Exploiter la forêt nécessite donc un travail préparatoire très important difficile à mener sans aide. Et les aides existent, auprès de l’Université, par exemple, il suffit de se renseigner. Il faut, simultanément, s’efforcer de recueillir l’accord du plus grand nombre avant d’entreprendre quoi que ce soit. Mais il faut surtout se persuader que rien n’est impossible. Des textes de loi existent qui sont appliqués dans maints endroits, je pense notamment à la constitution d’une Association forestière et pastorale (AFP), comme il y en a ailleurs en Corse ou sur le Continent français. Nombre de communes de l’intérieur, voyant s’amenuiser les derniers publics, s’intéressent vivement aux productions du sol, comme on peut le lire fréquemment dans Corse-Matin.

Ce qu’il faut, c’est se convaincre qu’il y va de l’avenir du village. Le choix est simple: ou un village « de vacances » qui périclite, ou un village qui produit et qui se développe.

Je ne doute pas de certaines réactions à mes propos. Beaucoup riront du vieillard donneur de conseils. D’autres pousseront l’ironie, pensant à La Fontaine et au laboureur… « sentant sa mort prochaine ». Que chacun sache que je n’en ai cure. Car j’ai l’espoir que d’autres encore prendront au sérieux mes réflexions et les feront vivre, persuadés que « c’est le fond qui manque le moins ».

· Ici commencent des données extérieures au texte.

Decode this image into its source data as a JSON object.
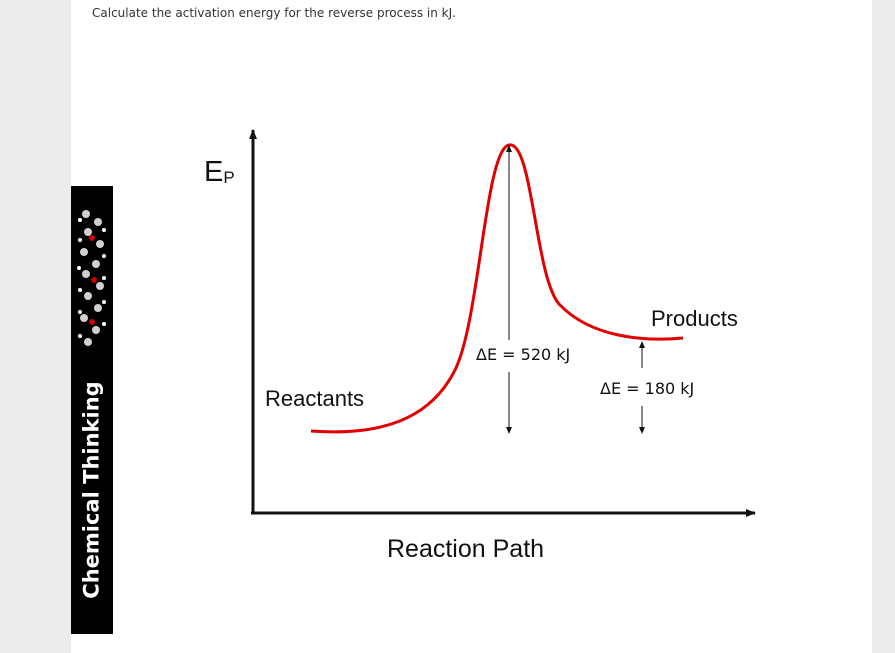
{
  "question": "Calculate the activation energy for the reverse process in kJ.",
  "brand": {
    "text": "Chemical Thinking"
  },
  "diagram": {
    "y_axis_label": "E",
    "y_axis_subscript": "P",
    "x_axis_label": "Reaction Path",
    "reactants_label": "Reactants",
    "products_label": "Products",
    "activation_delta_label": "ΔE = 520 kJ",
    "reaction_delta_label": "ΔE = 180 kJ",
    "curve_color": "#e00000",
    "axis_color": "#111111"
  }
}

*Jean Massoni est, selon l’expression même qu’il a utilisée pour celui qui fut son professeur au Lycée de Bastia, Simon-Jean Vinciguerra, « un militant de la culture et de la langue Corse ». Il est incontestablement l’une des mémoires du village. Peu de monde, mieux que lui, connait l’histoire de Pietra di Verde. Son  expertise et ses analyses sont toujours appréciées par ceux qui le sollicitent. Dans la Gazette Piétrolaise, il donne un large aperçu de ce que fut autrefois la vie de Pietra. Ses écrits constituent en la matière une référence. Jean Massoni a, chevillé au corps, les valeurs de la Corse. Pour lui, les piétrolais sont une grande famille, sa famille, dont il connait chacun des membres, ainsi que leurs ascendants, avec une précision étonnante. Homme de gauche, il a participé sous la présidence de François Mitterrand, en tant que conseiller, à des cabinets ministériels. Sa demande d’insertion est un « Appel pour l’exploitation de la forêt de Pietra di Verde », solution qu’il propose pour que Pietra retrouve sa prospérité d’antan, en même temps qu’un véritable cri d’amour pour son village. GP.